Skills, sure. But not just any skills. As Gian Simmen put it back in WL103, these days kids are expected to boost a front 10 double cork into powder as a morning warm-up. It takes some truly special talent to get a deal in the first place, let alone make it to the top and achieve legendary status. Promising Norwegian foot soldier Stale Sandbech is a good example of someone who initially caught the eye thanks to a complete set of standout skills. “He seemed like someone who could ride everything. Upon meeting him this summer, our hunch was confirmed,” says the man who signed him, Rome Team Manager John Cavan. “I watched him slaughter a pipe session and then jump right into riding some rails and he seemed to learn so quickly.”
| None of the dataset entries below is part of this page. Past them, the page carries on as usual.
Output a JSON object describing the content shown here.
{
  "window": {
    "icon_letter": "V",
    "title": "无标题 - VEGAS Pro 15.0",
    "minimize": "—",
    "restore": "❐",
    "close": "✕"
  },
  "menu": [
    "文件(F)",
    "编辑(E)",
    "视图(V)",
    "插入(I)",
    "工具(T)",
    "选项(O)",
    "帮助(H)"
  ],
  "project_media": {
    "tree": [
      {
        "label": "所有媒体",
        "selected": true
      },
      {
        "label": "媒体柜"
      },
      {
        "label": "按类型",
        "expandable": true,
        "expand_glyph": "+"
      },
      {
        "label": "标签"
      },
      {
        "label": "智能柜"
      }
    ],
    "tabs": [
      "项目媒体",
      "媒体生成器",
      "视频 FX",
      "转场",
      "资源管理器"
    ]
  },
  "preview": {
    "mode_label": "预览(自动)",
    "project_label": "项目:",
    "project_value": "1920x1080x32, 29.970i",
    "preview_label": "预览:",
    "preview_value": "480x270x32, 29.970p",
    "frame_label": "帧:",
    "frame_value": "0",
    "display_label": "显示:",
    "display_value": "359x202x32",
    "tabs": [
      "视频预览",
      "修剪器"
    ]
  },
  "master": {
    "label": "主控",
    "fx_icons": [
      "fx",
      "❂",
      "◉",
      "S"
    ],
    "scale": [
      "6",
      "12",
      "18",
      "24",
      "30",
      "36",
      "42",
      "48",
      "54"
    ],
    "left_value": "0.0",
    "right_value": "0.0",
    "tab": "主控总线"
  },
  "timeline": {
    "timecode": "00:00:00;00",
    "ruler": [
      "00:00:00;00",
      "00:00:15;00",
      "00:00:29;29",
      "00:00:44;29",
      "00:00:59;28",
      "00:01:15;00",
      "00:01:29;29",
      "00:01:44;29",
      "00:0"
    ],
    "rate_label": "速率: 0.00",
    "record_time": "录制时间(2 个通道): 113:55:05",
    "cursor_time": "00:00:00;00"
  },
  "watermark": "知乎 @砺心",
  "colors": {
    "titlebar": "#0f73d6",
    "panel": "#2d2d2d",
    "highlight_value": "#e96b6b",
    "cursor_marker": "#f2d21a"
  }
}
Travis Rice has probably had the most rapid rise from nobody to cast iron legend
So far so good. But from there, how do you really make the leap to the big leagues? Travis Rice has probably had the most rapid rise from nobody to cast iron legend (it still took a decade, mind) and his versatility on absolutely every type of snowboarding terrain has much to do with it. Rice initially blew up with a show-stealing rookie show at Snowboarder’s 2001 Superpark session that included a boundary-shifting 100+ foot backside rodeo. Since then, he’s ruled Alaska for season after season, made two of snowboarding’s most hyped films, redefined the shred contest with Supernatural (which he won, natch), and continues to set the standard on backcountry über-booters. Hell, when I was at the US Open in 2007 he was an outside bet to top the podium in the pipe until a fall and busted shoulder ended his event. Small wonder he now has Trousersnake’s number on speed dial and, presumably, Quiksilver and Red Bull’s marketing plans based around him for the next few decades.